A proposed plan, taking into account all representations received, has been drawn up and has been awaiting ratification by member authorities.
But a number of SBC members, including the SNP’s Donald Moffat and Kenneth Gunn, together with Nicholas Watson from the Borders Party and John Paton-Day from the Lib Dems, were more concerned that a decision on ratification should be delayed to allow councillors more time to read the document.
Mr Gunn, pointed out that he had only received the document in the post five days before last Thursday’s meeting.
Councillor Watson wanted to know why the Borders was giving up its role as a strategic planning authority for the region to an unelected body.

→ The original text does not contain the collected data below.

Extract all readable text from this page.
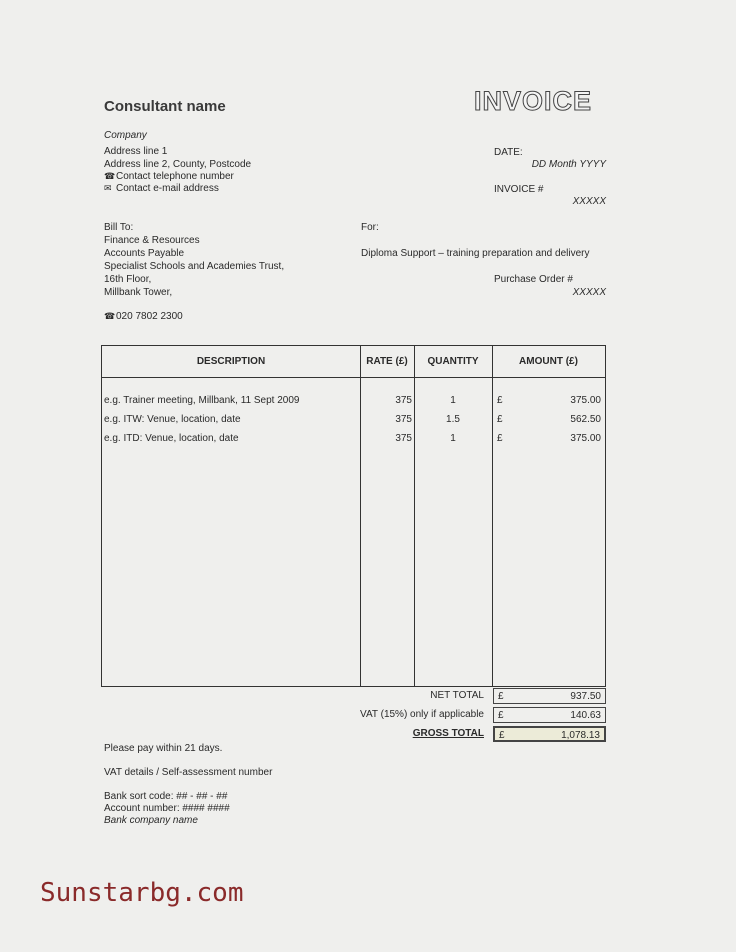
Consultant name	INVOICE
Company
Address line 1
Address line 2, County, Postcode
☎Contact telephone number
✉ Contact e-mail address
DATE:
DD Month YYYY
INVOICE #
XXXXX
Bill To:
Finance & Resources
Accounts Payable
Specialist Schools and Academies Trust,
16th Floor,
Millbank Tower,
☎020 7802 2300
For:
Diploma Support – training preparation and delivery
Purchase Order #
XXXXX
DESCRIPTION	RATE (£)	QUANTITY	AMOUNT (£)
e.g. Trainer meeting, Millbank, 11 Sept 2009	375	1	£	375.00
e.g. ITW: Venue, location, date	375	1.5	£	562.50
e.g. ITD: Venue, location, date	375	1	£	375.00
NET TOTAL £	937.50
VAT (15%) only if applicable £	140.63
GROSS TOTAL £	1,078.13
Please pay within 21 days.
VAT details / Self-assessment number
Bank sort code: ## - ## - ##
Account number: #### ####
Bank company name
Sunstarbg.com
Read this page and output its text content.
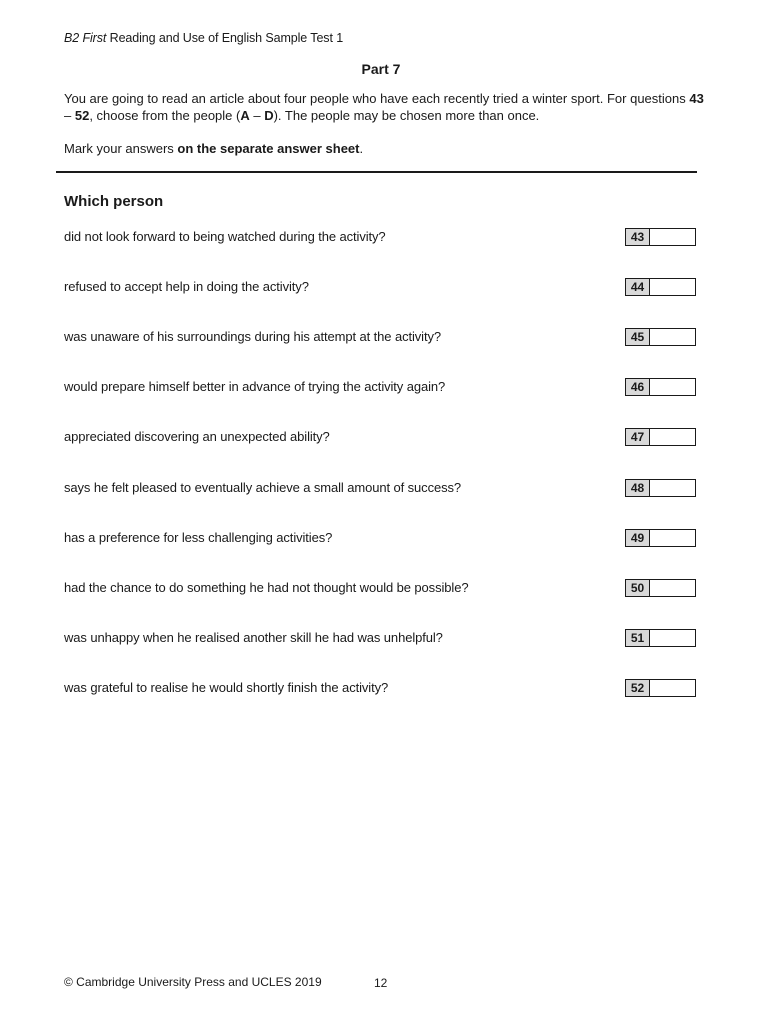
B2 First Reading and Use of English Sample Test 1
Part 7
You are going to read an article about four people who have each recently tried a winter sport. For questions 43 – 52, choose from the people (A – D). The people may be chosen more than once.
Mark your answers on the separate answer sheet.
Which person
did not look forward to being watched during the activity?	43
refused to accept help in doing the activity?	44
was unaware of his surroundings during his attempt at the activity?	45
would prepare himself better in advance of trying the activity again?	46
appreciated discovering an unexpected ability?	47
says he felt pleased to eventually achieve a small amount of success?	48
has a preference for less challenging activities?	49
had the chance to do something he had not thought would be possible?	50
was unhappy when he realised another skill he had was unhelpful?	51
was grateful to realise he would shortly finish the activity?	52
© Cambridge University Press and UCLES 2019	12
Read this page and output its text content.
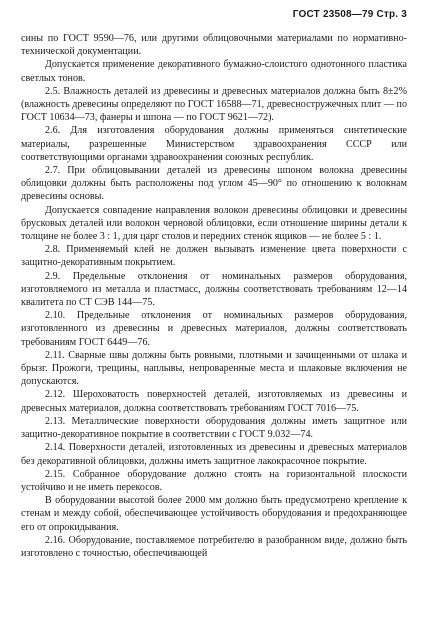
ГОСТ 23508—79 Стр. 3

сины по ГОСТ 9590—76, или другими облицовочными материалами по нормативно-технической документации.

Допускается применение декоративного бумажно-слоистого однотонного пластика светлых тонов.

2.5. Влажность деталей из древесины и древесных материалов должна быть 8±2% (влажность древесины определяют по ГОСТ 16588—71, древесностружечных плит — по ГОСТ 10634—73, фанеры и шпона — по ГОСТ 9621—72).

2.6. Для изготовления оборудования должны применяться синтетические материалы, разрешенные Министерством здравоохранения СССР или соответствующими органами здравоохранения союзных республик.

2.7. При облицовывании деталей из древесины шпоном волокна древесины облицовки должны быть расположены под углом 45—90° по отношению к волокнам древесины основы.

Допускается совпадение направления волокон древесины облицовки и древесины брусковых деталей или волокон черновой облицовки, если отношение ширины детали к толщине не более 3 : 1, для царг столов и передних стенок ящиков — не более 5 : 1.

2.8. Применяемый клей не должен вызывать изменение цвета поверхности с защитно-декоративным покрытием.

2.9. Предельные отклонения от номинальных размеров оборудования, изготовляемого из металла и пластмасс, должны соответствовать требованиям 12—14 квалитета по СТ СЭВ 144—75.

2.10. Предельные отклонения от номинальных размеров оборудования, изготовленного из древесины и древесных материалов, должны соответствовать требованиям ГОСТ 6449—76.

2.11. Сварные швы должны быть ровными, плотными и зачищенными от шлака и брызг. Прожоги, трещины, наплывы, непроваренные места и шлаковые включения не допускаются.

2.12. Шероховатость поверхностей деталей, изготовляемых из древесины и древесных материалов, должна соответствовать требованиям ГОСТ 7016—75.

2.13. Металлические поверхности оборудования должны иметь защитное или защитно-декоративное покрытие в соответствии с ГОСТ 9.032—74.

2.14. Поверхности деталей, изготовленных из древесины и древесных материалов без декоративной облицовки, должны иметь защитное лакокрасочное покрытие.

2.15. Собранное оборудование должно стоять на горизонтальной плоскости устойчиво и не иметь перекосов.

В оборудовании высотой более 2000 мм должно быть предусмотрено крепление к стенам и между собой, обеспечивающее устойчивость оборудования и предохраняющее его от опрокидывания.

2.16. Оборудование, поставляемое потребителю в разобранном виде, должно быть изготовлено с точностью, обеспечивающей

“I am extremely disappointed by the lack of engagement over this,” he said. “I would strongly urge that the strategic planning powers be retained by this authority. And why are we not being given more time to dissect this very lengthy document?”
Despite misgivings from Councillor Vicky Davidson, one of the council’s two members on the SESplan joint committee, over any further delays to approving the plan, members were told they could wait at least one more month before giving their decision, but any further stalling could have serious consequences.
Council leader David Parker pointed out that there seemed to be a fundamental misunderstanding.
“Some of those objecting to this seem to think we have some magical power when it comes to this issue. But we have never had that – all of our structure plans are circulated to other authorities and can be amended.
“We don’t have the power to dictate the plan totally unchanged by other parties or the Scottish Government.
“The whole point of the strategic planning approach is that it brings together all those who are doing structure plans in a certain area, to bring some more uniformity to this whole process, rather than it being done in a disjointed way.
“It is sensible to have a plan developed together.”
To laughter, Councillor Parker then mentioned that in his five years as local authority leader, in all the correspondence on a myriad of issues he had received, strategic planning had only ever merited three letters.
“We are not giving up some magical golden power that lets us shape our own destiny.
“This is a fundamental misunderstanding that needs to be dispelled in this chamber,” he said.
Councillor Carolyn Riddell-Carre, the other SESplan joint committee representative, echoed Mr Parker’s comments, saying there was a lot of misinformation and mischievousness surrounding the issue.
“Anyone opposing this is hunting for headlines and nothing else,” she said.
But speaking this week, a still very unhappy Mr Watson accused Ms Riddell-Carre and Mr Parker of not understanding the new system.
“Planning regulations require authorities to work together whether they are in a city region or not, and perfectly good mechanisms exist for this without giving away power to a city-focused authority which will never respond to the Borders’ particular needs and special qualities as well as the locally elected authority can,” he said.
“The proposed plan which has been approved is a very important document. What did Scottish Borders Council do by way of public consultation before ratifying it? Absolutely nothing. Other councils at least had the decency to get the public’s views, by taking it to area committees, for instance.
“Technically, the Central Tweed Valley is now in the Central Borders Strategic Development Area of the Midlothian/Borders Sub-Regional Area of the Edinburgh City Region. What nonsense.
“The Midlothian/Borders Sub-Regional Area is both confusing and geographically illiterate.
“The quicker we get out, the better.”